Since 1969 there has been compulsory schooling for children from 5 to 16 years of age. The education is free until the age of 18. The Jewish and Arab school systems are basically separate, and the Arab schools comprise about 20% of the total student population. The Arab schools have a lower standard than their Jewish counterparts, with larger student groups, poorer premises, poorer educational material, etc. The school system also includes state and state-supported religious schools, whose profile may cover a maximum of 25% of the timetable. About one-third of Jewish students attend religious schools, a minority of whom attend ultra-Orthodox Torah schools whose content is not regulated by state regulations. Check topschoolsintheusa for test centers of ACT, SAT, and GRE as well high schools in the country of Israel.
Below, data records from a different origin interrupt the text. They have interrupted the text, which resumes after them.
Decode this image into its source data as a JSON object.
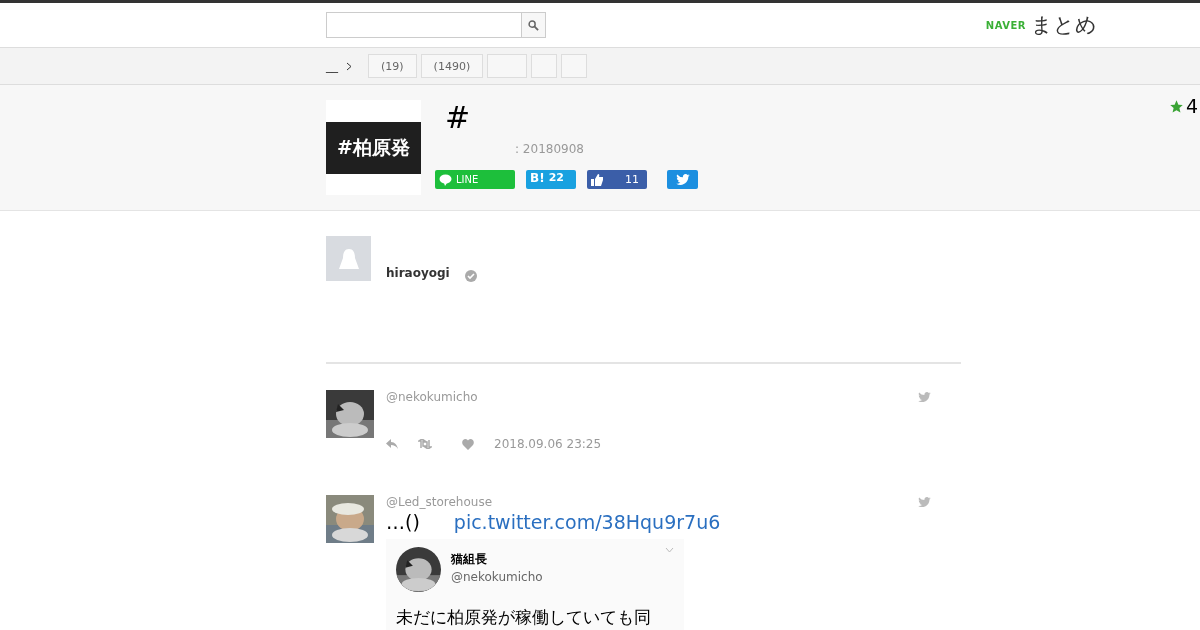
{
  "header": {
    "logo_brand": "NAVER",
    "logo_name": "まとめ"
  },
  "breadcrumb": {
    "home": "__",
    "tabs": [
      {
        "kind": "labeled",
        "label": "(19)"
      },
      {
        "kind": "labeled",
        "label": "(1490)"
      },
      {
        "kind": "blank"
      },
      {
        "kind": "blank"
      },
      {
        "kind": "blank"
      }
    ]
  },
  "favorites": {
    "count": "4"
  },
  "article": {
    "thumbnail_text": "#柏原発",
    "title": "#",
    "date": ": 20180908",
    "share": {
      "line": "LINE",
      "hatena_mark": "B!",
      "hatena_count": "22",
      "like_count": "11"
    }
  },
  "author": {
    "name": "hiraoyogi",
    "verified": true
  },
  "tweets": [
    {
      "handle": "@nekokumicho",
      "time": "2018.09.06 23:25"
    },
    {
      "handle": "@Led_storehouse",
      "text": "…()",
      "link": "pic.twitter.com/38Hqu9r7u6",
      "embed": {
        "name": "猫組長",
        "handle": "@nekokumicho",
        "text": "未だに柏原発が稼働していても同"
      }
    }
  ]
}
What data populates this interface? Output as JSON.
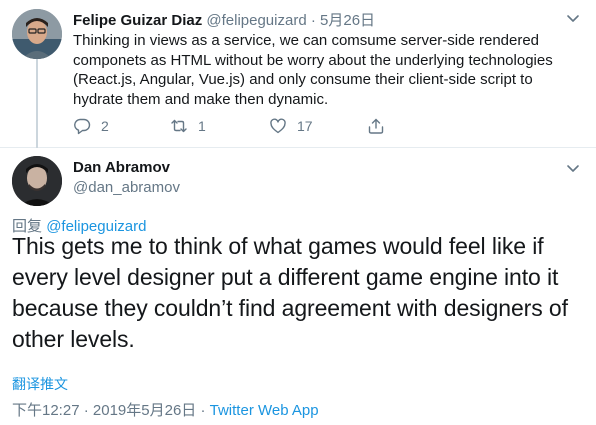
{
  "parent_tweet": {
    "display_name": "Felipe Guizar Diaz",
    "handle": "@felipeguizard",
    "separator": "·",
    "date": "5月26日",
    "text": "Thinking in views as a service, we can comsume server-side rendered componets as HTML without be worry about the underlying technologies (React.js, Angular, Vue.js) and only consume their client-side script to hydrate them and make then dynamic.",
    "reply_icon": "reply-icon",
    "retweet_icon": "retweet-icon",
    "like_icon": "heart-icon",
    "share_icon": "share-icon",
    "reply_count": "2",
    "retweet_count": "1",
    "like_count": "17"
  },
  "main_tweet": {
    "display_name": "Dan Abramov",
    "handle": "@dan_abramov",
    "reply_prefix": "回复",
    "reply_target": "@felipeguizard",
    "text": "This gets me to think of what games would feel like if every level designer put a different game engine into it because they couldn’t find agreement with designers of other levels.",
    "translate_label": "翻译推文",
    "time": "下午12:27",
    "separator": "·",
    "date": "2019年5月26日",
    "source": "Twitter Web App"
  },
  "colors": {
    "link": "#1b95e0",
    "muted": "#657786",
    "text": "#14171a",
    "divider": "#e6ecf0"
  }
}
The goal of the school system is to equalize social and educational differences between students of different origins. Nevertheless, the proportion of children in higher education is greater among Ashkenazi than among Sephardi. The Palestinians, especially the Christians, are usually considered to be the most well-educated Arab population, largely an effect of UNRWA's educational activities. In Jewish schools, Hebrew is the language of instruction with Arabic as an optional language. At the upper secondary level, Jewish students have the opportunity to choose an academic, technical, agricultural, military or religious program. After high school, the students graduate, backstage, and an approved result is a requirement for access to higher education. Teaching in the Arab areas is led by a special department of the Ministry of Education following the Jordanian and Egyptian designs. In Arabic schools are taught in Arabic, but Hebrew is compulsory from the fourth grade.

The proportion of college students is very large, about 2/3 of the age class. Israel has eight universities and a technical college, which is largely funded from abroad. In addition, there are a number of other institutions of specialized higher education. In occupied areas there are dozens of universities and other higher education institutions, which are funded by various Arab countries and organizations.